Property and equipment acquired consisted of equipment, computers and software, furniture and fixtures, and leasehold improvements. The historical carrying value of property and equipment was considered to approximate the fair value based on the nature of the assets acquired and analysis of physical deterioration and obsolescence.

For income tax purposes, a carryover basis in goodwill of $1,698, $1,146, and $356 will be deductible in future periods for MRI, CPD and C4, respectively.
The Company recorded intangible assets related to the 2019 acquisitions based on their estimated fair values, which consisted of the following:

Useful Lives (Years)MRICPDC4Total
Customer relationships
13 - 25
$2,575 $7,144 $155,000 $164,719 
Trade name
2 - 10
822 934 47,000 48,756 
Technology- Other Home Automation5— — 65,152 65,152 
Technology- Lighting10— — 24,000 24,000 
Technology- Speakers15— — 6,000 6,000 
Total Intangible Assets$3,397 $8,078 $297,152 $308,627 

Other liabilities assumed consisted primarily of warranty reserves and deferred revenue. The long-term warranty reserves are primarily based on historical failure rates, costs to repair or replace the product, and any necessary shipping costs, which is considered to approximate the fair value of the remaining obligation for the 2019 acquisitions.

Deferred revenue was valued using the bottom-up method, a derivative of the income approach, whereby the estimated costs required to fulfill the obligation plus an appropriate profit margin were discounted to fair value, resulting in a cumulative balance for the 2019 acquisitions of $4,971 in accrued liabilities and $3,123 in other liabilities.

The Company recognized $11,828 of transaction-related expenses, consisting primarily of advisory, legal, and other professional fees related to the 2019 acquisitions. These transaction-related expenses were incurred by and for the benefit of the Company, and were included in selling, general and administrative expenses in the consolidated statements of operations.

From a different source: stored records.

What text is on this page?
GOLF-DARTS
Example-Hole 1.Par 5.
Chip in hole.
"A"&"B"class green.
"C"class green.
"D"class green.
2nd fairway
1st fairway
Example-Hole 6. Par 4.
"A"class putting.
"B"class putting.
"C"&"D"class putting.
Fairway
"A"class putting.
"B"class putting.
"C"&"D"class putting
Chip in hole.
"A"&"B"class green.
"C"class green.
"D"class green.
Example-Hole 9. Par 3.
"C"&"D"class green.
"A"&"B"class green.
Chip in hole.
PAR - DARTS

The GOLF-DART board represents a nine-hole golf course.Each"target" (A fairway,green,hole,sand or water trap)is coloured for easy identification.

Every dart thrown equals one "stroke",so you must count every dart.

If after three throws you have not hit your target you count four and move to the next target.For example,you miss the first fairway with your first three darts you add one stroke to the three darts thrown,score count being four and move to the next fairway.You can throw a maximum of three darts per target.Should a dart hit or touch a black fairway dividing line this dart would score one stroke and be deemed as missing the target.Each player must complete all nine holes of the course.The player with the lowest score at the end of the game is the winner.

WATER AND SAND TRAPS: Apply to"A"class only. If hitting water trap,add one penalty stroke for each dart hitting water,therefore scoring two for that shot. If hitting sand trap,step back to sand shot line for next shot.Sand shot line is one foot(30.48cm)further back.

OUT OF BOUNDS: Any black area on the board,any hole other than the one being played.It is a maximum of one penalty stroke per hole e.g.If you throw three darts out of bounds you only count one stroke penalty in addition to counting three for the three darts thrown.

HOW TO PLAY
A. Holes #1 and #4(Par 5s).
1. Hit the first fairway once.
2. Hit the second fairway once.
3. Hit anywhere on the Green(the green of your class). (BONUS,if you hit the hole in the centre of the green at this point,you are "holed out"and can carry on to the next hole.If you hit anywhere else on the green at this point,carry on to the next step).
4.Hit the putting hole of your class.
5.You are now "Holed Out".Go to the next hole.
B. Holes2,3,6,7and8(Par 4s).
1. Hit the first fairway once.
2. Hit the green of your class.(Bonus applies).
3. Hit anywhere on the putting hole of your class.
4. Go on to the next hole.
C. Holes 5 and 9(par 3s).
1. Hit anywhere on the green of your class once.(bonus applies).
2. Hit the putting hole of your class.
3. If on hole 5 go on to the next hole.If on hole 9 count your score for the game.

The operating results of C4, MRI and CPD have been included in the Company’s consolidated statements of operations and comprehensive loss since the respective acquisition dates. The following table shows the net sales and net income (loss) attributable to each acquired entity from the acquisition date until the end of the Company’s fiscal year ending December 27, 2019.

Acquired entityTime periodNet SalesNet Income (Loss)
MRIMarch 14, 2019 to December 27, 2019$26,854 $825 
CPDJuly 17, 2019 to December 27, 2019$15,693 $(300)
Control4August 1, 2019 to December 27, 2019$108,377 $(8,084)

Unaudited Pro Forma Information — The unaudited pro forma information below presents the consolidated results of operations for the fiscal year ending December 27, 2019, as if the acquisitions had occurred on the first day of the fiscal year (December 29, 2018). The adjustments reflected in the pro forma results relate to interest expense on the debt to fund the acquisitions, the amortization of acquired intangibles, adjustments for revenue recognition and the related tax effects of these adjustments.

2019
Net sales$763,783 
Net loss$(69,377)

This information is presented for informational purposes only and does not necessarily represent what the combined company’s results of operations would have been if the acquisition had occurred as indicated or serve to project such results in future periods. The pro forma results do not include any anticipated synergies, cost savings or other expected benefits of an acquisition.